Advertisement
GÜNCEL / SİYASET ABONE OL

Başbakan Yardımcısı Ali Babacan, yargının belki de reform konusunda en geride kaldıkları alan olduğunu belirterek, ''Gün geçmiyor ki bir başka yeni bir haberle, bir başka yeni yargı kararıyla uyanmıyoruz. Toplumun her kesiminde ciddi tepkiler oluşuyor. Kamu vicdanında yer bulmayan, insanların bir türlü ikna olmadığı, aklında ya da kalbinde içine sindiremediği tablolar yaşıyoruz. Mutlaka çözmemiz gerekiyor'' dedi.

Babacan, Türk Sanayicileri ve İşadamları Derneğinin (TÜSİAD) 42. Olağan Genel Kurul Toplantısında yaptığı konuşmada, 2011 yılının her açıdan hareketli bir yıl olduğunu, Türkiye'nin son 9 yıldır elde ettiği başarıların, bundan sonraki dönemle ilgili ortaya konulan ciddi reform gündeminin sadece Türkiye açısından değil içinde bulunulan coğrafya açısından da önemli olduğunu söyledi.

Yeni bir birim kurduklarını ve bu birimin reform sürecinde olan ülkelerin kendi reform çabalarına destek olacağını belirten Babacan, şu anda Tunus, Libya ve Mısır ile çok yakından çalıştıklarını, geçiş süreçlerinde onların kendi siyasi ve ekonomik reformlarına destek verdiklerini anlattı.

Türkiye'nin içinde bulunduğu bölgenin zor bir dönemden geçtiğine işaret eden Babacan, komşularla ilgili sıkıntılı bazı konular bulunduğunu, özellikle Arap baharı yaşayan, parlamenter demokratik sistemlere geçme çabası yaşayan ülkelerdeki bu süreci çok sıhhatli süreç olarak gördüklerini vurguladı.

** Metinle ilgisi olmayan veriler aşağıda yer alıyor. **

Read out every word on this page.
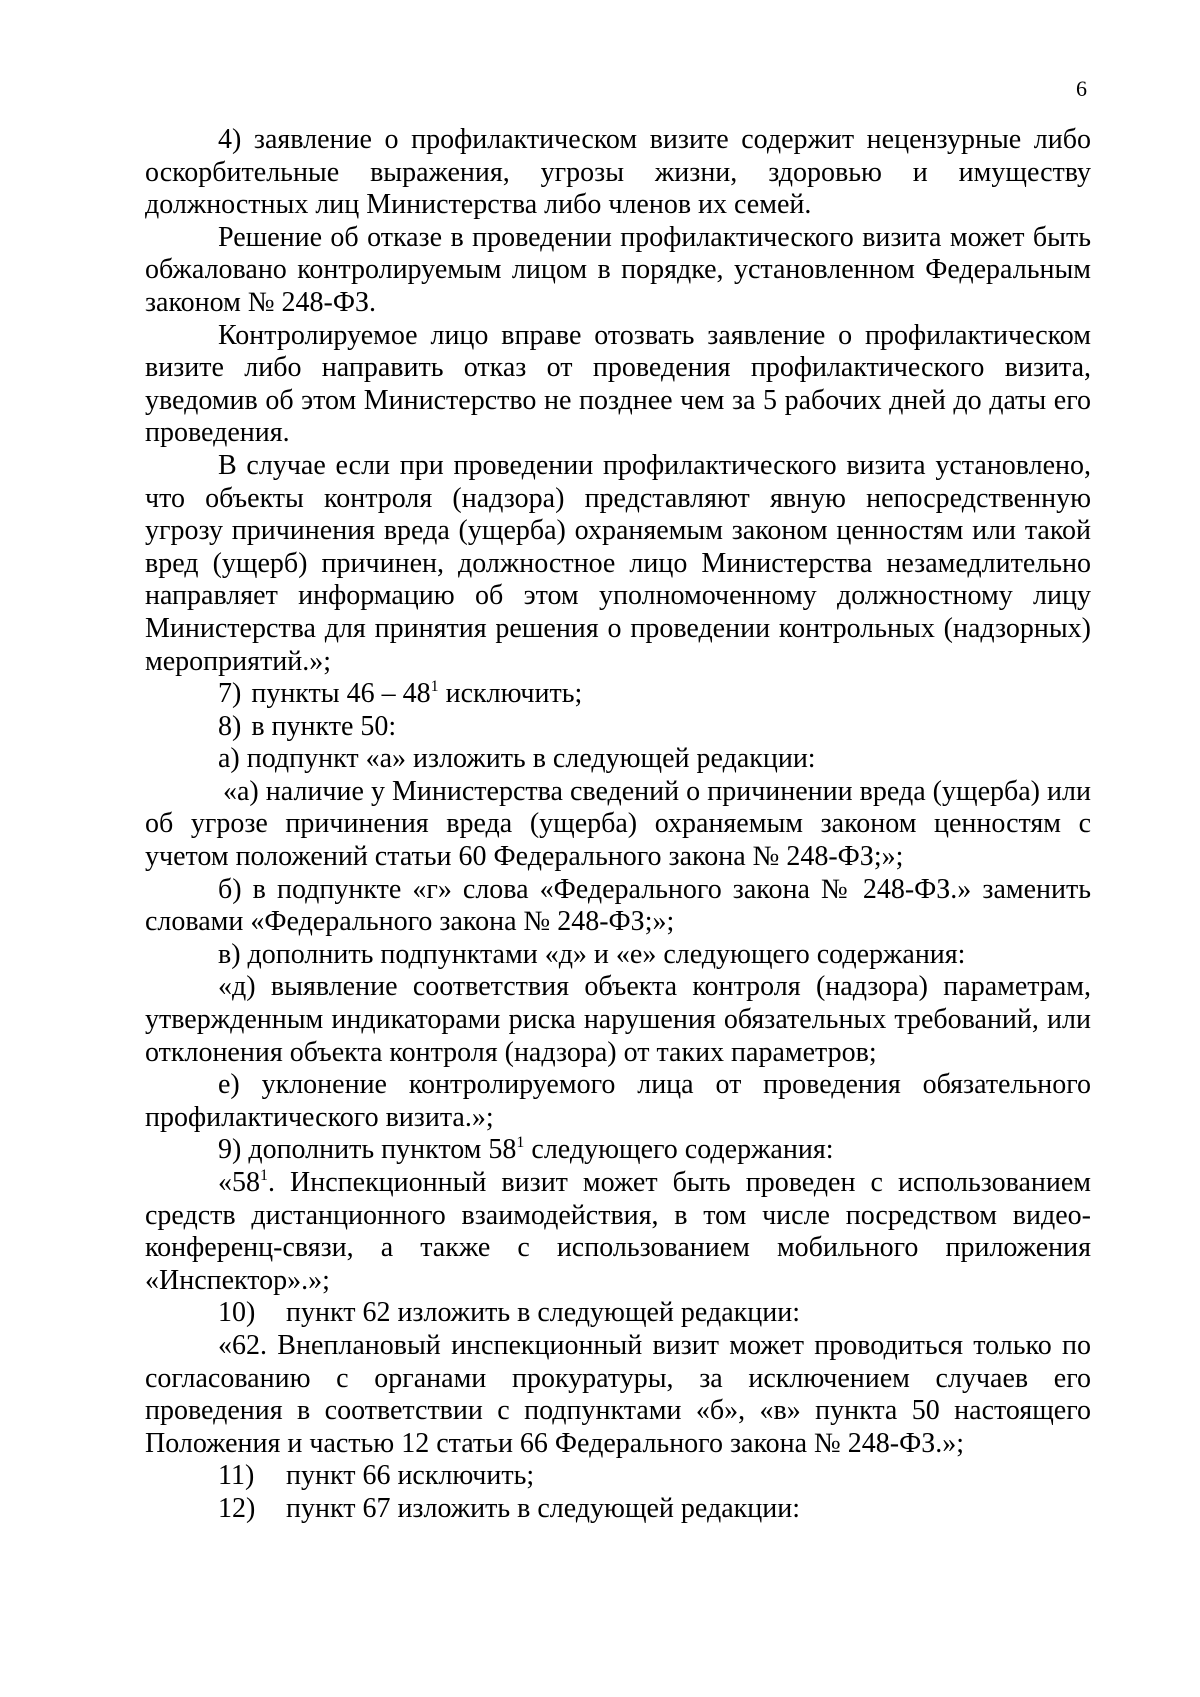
6

4) заявление о профилактическом визите содержит нецензурные либо оскорбительные выражения, угрозы жизни, здоровью и имуществу должностных лиц Министерства либо членов их семей.

Решение об отказе в проведении профилактического визита может быть обжаловано контролируемым лицом в порядке, установленном Федеральным законом № 248-ФЗ.

Контролируемое лицо вправе отозвать заявление о профилактическом визите либо направить отказ от проведения профилактического визита, уведомив об этом Министерство не позднее чем за 5 рабочих дней до даты его проведения.

В случае если при проведении профилактического визита установлено, что объекты контроля (надзора) представляют явную непосредственную угрозу причинения вреда (ущерба) охраняемым законом ценностям или такой вред (ущерб) причинен, должностное лицо Министерства незамедлительно направляет информацию об этом уполномоченному должностному лицу Министерства для принятия решения о проведении контрольных (надзорных) мероприятий.»;

7) пункты $46 - 48^1$ исключить;

8) в пункте 50:

а) подпункт «а» изложить в следующей редакции:

«а) наличие у Министерства сведений о причинении вреда (ущерба) или об угрозе причинения вреда (ущерба) охраняемым законом ценностям с учетом положений статьи 60 Федерального закона № 248-ФЗ;»;

б) в подпункте «г» слова «Федерального закона № 248-ФЗ.» заменить словами «Федерального закона № 248-ФЗ;»;

в) дополнить подпунктами «д» и «е» следующего содержания:

«д) выявление соответствия объекта контроля (надзора) параметрам, утвержденным индикаторами риска нарушения обязательных требований, или отклонения объекта контроля (надзора) от таких параметров;

е) уклонение контролируемого лица от проведения обязательного профилактического визита.»;

9) дополнить пунктом $58^1$ следующего содержания:

«$58^1$. Инспекционный визит может быть проведен с использованием средств дистанционного взаимодействия, в том числе посредством видео-конференц-связи, а также с использованием мобильного приложения «Инспектор».»;

10) пункт 62 изложить в следующей редакции:

«62. Внеплановый инспекционный визит может проводиться только по согласованию с органами прокуратуры, за исключением случаев его проведения в соответствии с подпунктами «б», «в» пункта 50 настоящего Положения и частью 12 статьи 66 Федерального закона № 248-ФЗ.»;

11) пункт 66 исключить;

12) пункт 67 изложить в следующей редакции:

Her geçiş döneminin sıkıntıları, maliyetleri, sancılarının mutlaka olacağını ifade eden Babacan, ancak Türkiye'yi kuşatan bölgenin daha istikrarlı bir bölge olması isteniyorsa bu dönüşüme destek verilmesi ve mümkün olduğunca olaysız, kansız, düzenli bir şekilde geçiş dönemleri konusunda söz konusu ülkelerin destekçisi olmak gerektiğini belirtti.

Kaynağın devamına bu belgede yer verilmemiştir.